Barbara my wife Mary has been gone 17 months and I pretty much live by myself but I have all the same feelings you do I don't know if it ever gets any better
I feel the same way. I lost my husband suddenly, this pastJune 4th. I feel very lost and haven't slept alone in my house. My children and grandchildren come over. I too am trying to go out a little. I was married 53 years and part of me died. I miss him so. I can't believe his gone. It happened too suddenly.

I know exactly know how you feel I feel the same way, I can't listen to "our" music too emotional, I have days like you described, crying hard and it's just a feeling that starts deep in my heart and about 2 days later, the flood of tears that lasts 4 or 5 days.  I fill my days spending time with my family or friends but I'm really just trying not to be alone.  I don't know how to be alone after 47 years of the happiest of marriages and an awesome husband and he wasn't even sick.

You will get some peace and sooner than you think.  It's done all in our own time but you can only live so long with this horrible pain.  I am getting better.  I cry for my John daily, I feel him in my life.  He would want me to go on and he would be proud of me.  I will love him until I die, I still hear his voice but I am slowly going forward, as you will.  I promise.

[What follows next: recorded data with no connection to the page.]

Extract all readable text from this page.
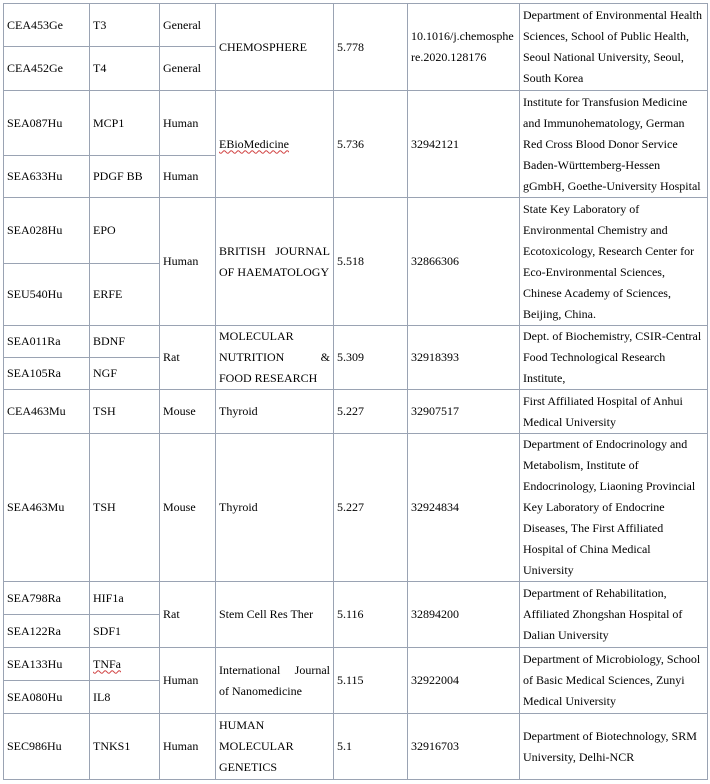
CEA453Ge	T3	General	CHEMOSPHERE	5.778	10.1016/j.chemosphere.2020.128176	Department of Environmental Health Sciences, School of Public Health, Seoul National University, Seoul, South Korea
CEA452Ge	T4	General				
SEA087Hu	MCP1	Human	EBioMedicine	5.736	32942121	Institute for Transfusion Medicine and Immunohematology, German Red Cross Blood Donor Service Baden-Württemberg-Hessen gGmbH, Goethe-University Hospital
SEA633Hu	PDGF BB	Human				
SEA028Hu	EPO	Human	BRITISH JOURNAL OF HAEMATOLOGY	5.518	32866306	State Key Laboratory of Environmental Chemistry and Ecotoxicology, Research Center for Eco-Environmental Sciences, Chinese Academy of Sciences, Beijing, China.
SEU540Hu	ERFE					
SEA011Ra	BDNF	Rat	MOLECULAR NUTRITION & FOOD RESEARCH	5.309	32918393	Dept. of Biochemistry, CSIR-Central Food Technological Research Institute,
SEA105Ra	NGF					
CEA463Mu	TSH	Mouse	Thyroid	5.227	32907517	First Affiliated Hospital of Anhui Medical University
SEA463Mu	TSH	Mouse	Thyroid	5.227	32924834	Department of Endocrinology and Metabolism, Institute of Endocrinology, Liaoning Provincial Key Laboratory of Endocrine Diseases, The First Affiliated Hospital of China Medical University
SEA798Ra	HIF1a	Rat	Stem Cell Res Ther	5.116	32894200	Department of Rehabilitation, Affiliated Zhongshan Hospital of Dalian University
SEA122Ra	SDF1					
SEA133Hu	TNFa	Human	International Journal of Nanomedicine	5.115	32922004	Department of Microbiology, School of Basic Medical Sciences, Zunyi Medical University
SEA080Hu	IL8					
SEC986Hu	TNKS1	Human	HUMAN MOLECULAR GENETICS	5.1	32916703	Department of Biotechnology, SRM University, Delhi-NCR
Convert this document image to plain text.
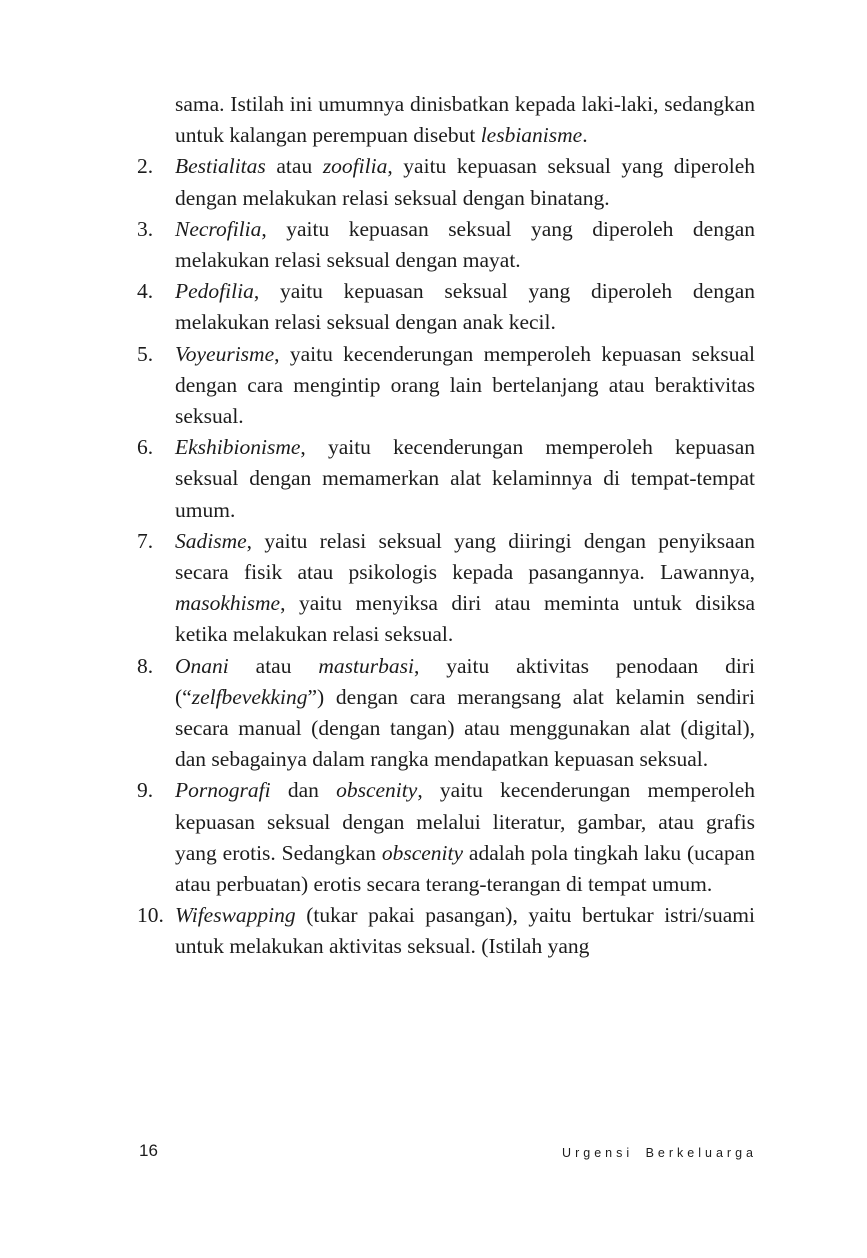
sama. Istilah ini umumnya dinisbatkan kepada laki-laki, sedangkan untuk kalangan perempuan disebut lesbianisme.

2. Bestialitas atau zoofilia, yaitu kepuasan seksual yang diperoleh dengan melakukan relasi seksual dengan binatang.
3. Necrofilia, yaitu kepuasan seksual yang diperoleh dengan melakukan relasi seksual dengan mayat.
4. Pedofilia, yaitu kepuasan seksual yang diperoleh dengan melakukan relasi seksual dengan anak kecil.
5. Voyeurisme, yaitu kecenderungan memperoleh kepuasan seksual dengan cara mengintip orang lain bertelanjang atau beraktivitas seksual.
6. Ekshibionisme, yaitu kecenderungan memperoleh kepuasan seksual dengan memamerkan alat kelaminnya di tempat-tempat umum.
7. Sadisme, yaitu relasi seksual yang diiringi dengan penyiksaan secara fisik atau psikologis kepada pasangannya. Lawannya, masokhisme, yaitu menyiksa diri atau meminta untuk disiksa ketika melakukan relasi seksual.
8. Onani atau masturbasi, yaitu aktivitas penodaan diri (“zelfbevekking”) dengan cara merangsang alat kelamin sendiri secara manual (dengan tangan) atau menggunakan alat (digital), dan sebagainya dalam rangka mendapatkan kepuasan seksual.
9. Pornografi dan obscenity, yaitu kecenderungan memperoleh kepuasan seksual dengan melalui literatur, gambar, atau grafis yang erotis. Sedangkan obscenity adalah pola tingkah laku (ucapan atau perbuatan) erotis secara terang-terangan di tempat umum.
10. Wifeswapping (tukar pakai pasangan), yaitu bertukar istri/suami untuk melakukan aktivitas seksual. (Istilah yang
16	Urgensi Berkeluarga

I died the same day as my lovley husband did, I feel so empty inside just going through the motions of living it's been 131 days without him we were happily married  for 48 years and I have known  him since I was 9, I'm lost and so alone nothing prepares you for this , a friend said to me the other day that she could see how much pain I am in as the sparkle I had in my eyes when I was with my husband was no longer there, at last someone who sees my pain xxx

I understand the yearning for the person you love. Every morning I wake up I look over and it takes me a minute to remember that he won't be lying here anymore. I was in the kitchen playing some songs by the isley brothers and remembering what those songs ment to us . I can almost here him singing along with the songs but now that will never happen again. It's been 7 weeks and I feel like he has been gone forever yet at the same time I remember every moment with him as if I just saw him. I love him so much and I feel like him dying is the cruelest thing that has happened. We had plans , we have little ones who won't have a father and there are places that he wanted to travel to things he wanted to experience but he never will.

It seems so unfair that our lives with our soul mates were such gifts and so rewarding,then in the latter years, they are taken away. We thought our older years were going to be a time to enjoy each other and do all the things we planned. The one left behind is now so alone, even when others are around since their mate was such an integral part of them.
Now the days that were supposed to be the "golden years" are painful and, much of the time, filled with despair and longing.
I wonder why the Lord could not have taken both of us at the same time. My husband (55 years this past August 5th) and I always said we would be lost with out the other.
Well, at least, death does not hold any fear for me now; I am ready to join my husband any time the Lord will allow it.